Tuesday 15 May 2018

A normal evening chez Chateau Midden


Fester has been away for a couple of days so it has been fairly peaceful.

This afternoon I decided I’d been wishing for sunny weather for so long that I should take full advantage of it.  So, after I’d finished hanging out the washing (including a duvet), I put a blanket out on the lawn and lay reading a Dick Francis (Slay Ride) and sipping orangeade. Both cats took turns to lie next to me, and on the book.  Starlings and blackbirds chattered at me from the apple trees wondering why I hadn’t refilled their feeder.  A frog in the pond made a strange piping sound.  Sun caressed my back and thighs and a large straw hat shaded the pages.  Bliss.

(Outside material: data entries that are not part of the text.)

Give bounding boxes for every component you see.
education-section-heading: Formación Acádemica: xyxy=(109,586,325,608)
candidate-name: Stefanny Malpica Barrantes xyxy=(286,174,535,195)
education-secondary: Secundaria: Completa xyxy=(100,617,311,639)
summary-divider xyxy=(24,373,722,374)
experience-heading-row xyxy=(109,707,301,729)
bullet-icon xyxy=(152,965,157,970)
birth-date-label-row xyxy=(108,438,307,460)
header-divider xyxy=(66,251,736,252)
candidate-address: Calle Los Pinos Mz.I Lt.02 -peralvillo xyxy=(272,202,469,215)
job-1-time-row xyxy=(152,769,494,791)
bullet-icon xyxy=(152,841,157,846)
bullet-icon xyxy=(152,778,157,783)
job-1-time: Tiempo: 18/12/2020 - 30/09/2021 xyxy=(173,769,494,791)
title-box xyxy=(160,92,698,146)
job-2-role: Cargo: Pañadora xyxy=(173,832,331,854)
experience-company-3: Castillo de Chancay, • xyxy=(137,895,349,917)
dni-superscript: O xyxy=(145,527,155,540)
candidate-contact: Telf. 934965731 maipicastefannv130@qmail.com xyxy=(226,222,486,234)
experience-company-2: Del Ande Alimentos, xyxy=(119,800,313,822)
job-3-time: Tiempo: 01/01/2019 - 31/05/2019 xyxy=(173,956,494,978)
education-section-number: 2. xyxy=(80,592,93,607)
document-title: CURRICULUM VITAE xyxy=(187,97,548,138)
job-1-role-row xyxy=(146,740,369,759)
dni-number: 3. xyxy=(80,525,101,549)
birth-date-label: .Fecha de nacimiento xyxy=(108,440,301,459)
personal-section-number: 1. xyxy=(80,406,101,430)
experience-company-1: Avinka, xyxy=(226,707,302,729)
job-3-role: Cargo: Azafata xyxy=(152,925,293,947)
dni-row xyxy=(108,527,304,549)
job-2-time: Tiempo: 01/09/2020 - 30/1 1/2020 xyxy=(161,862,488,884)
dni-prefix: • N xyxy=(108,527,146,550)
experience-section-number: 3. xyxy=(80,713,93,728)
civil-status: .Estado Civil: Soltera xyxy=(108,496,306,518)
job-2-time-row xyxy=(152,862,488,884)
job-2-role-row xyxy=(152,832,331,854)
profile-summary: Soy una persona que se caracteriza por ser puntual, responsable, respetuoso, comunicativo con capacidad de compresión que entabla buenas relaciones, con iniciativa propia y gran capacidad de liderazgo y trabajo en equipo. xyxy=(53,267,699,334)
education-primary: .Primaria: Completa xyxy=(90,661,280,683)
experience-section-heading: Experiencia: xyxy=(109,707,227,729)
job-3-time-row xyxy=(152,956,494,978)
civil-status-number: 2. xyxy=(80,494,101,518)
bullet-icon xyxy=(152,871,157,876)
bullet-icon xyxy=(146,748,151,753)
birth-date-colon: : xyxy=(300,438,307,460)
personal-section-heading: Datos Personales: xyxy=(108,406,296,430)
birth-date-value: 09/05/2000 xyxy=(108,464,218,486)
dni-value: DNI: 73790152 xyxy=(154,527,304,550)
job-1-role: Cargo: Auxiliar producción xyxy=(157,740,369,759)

Thunderthighs went to the takeaway for tea and I ate my burger and chips lying in the sun reading.
When it started to get chilly I came in, put on my dressing gown and was scrolling through facebook when there was a knock at the office door.
“Come in.”
Thunderthighs stood there with a feather duster in his hand – this is what we use to remove insects from the velux in the kitchen roof.  You stand on a stool, shove the feather duster at the bee/hoverfly/wasp until it gets annoyed enough to grab it, then shake the duster out of the window and off it flies.
“What is it and where is it?”
“A wasp in the light well.”
Even though his father is an entomologist every flying thing from a gnat to a bumblebee is a wasp to Thunderthighs.
I sighed, took the feather duster and went down stairs with “I don’t know why your grey haired aged mother has to clamber up the step stool and deal with these sort of things when you’re tall enough to reach.”
“Well, frankly, I chickened out.”
I had to admire his honesty.

The step stool was brought forth and the window opened.   
I climbed up and started shoving the duster at the waspy thing, which kept crawling into the crack between the glass and the frame.
Half way through these proceedings I heard the front door slam and a “Oh hello” from Thunderthighs as his father returned.  Fester was completely unfazed to see his wife in her dressing gown, on a step stool, wielding a feather duster.
Eventually I got the thing on the duster and shook it out of the window and watched it fly away.
As it flew off Teddy the Ginger Git cat came in through the window, onto the kitchen table, grabbed the feather duster in his mouth and jumped down.   
Sadly for him I still had a firm grip on the handle so he hung by his teeth for a moment before slithering off.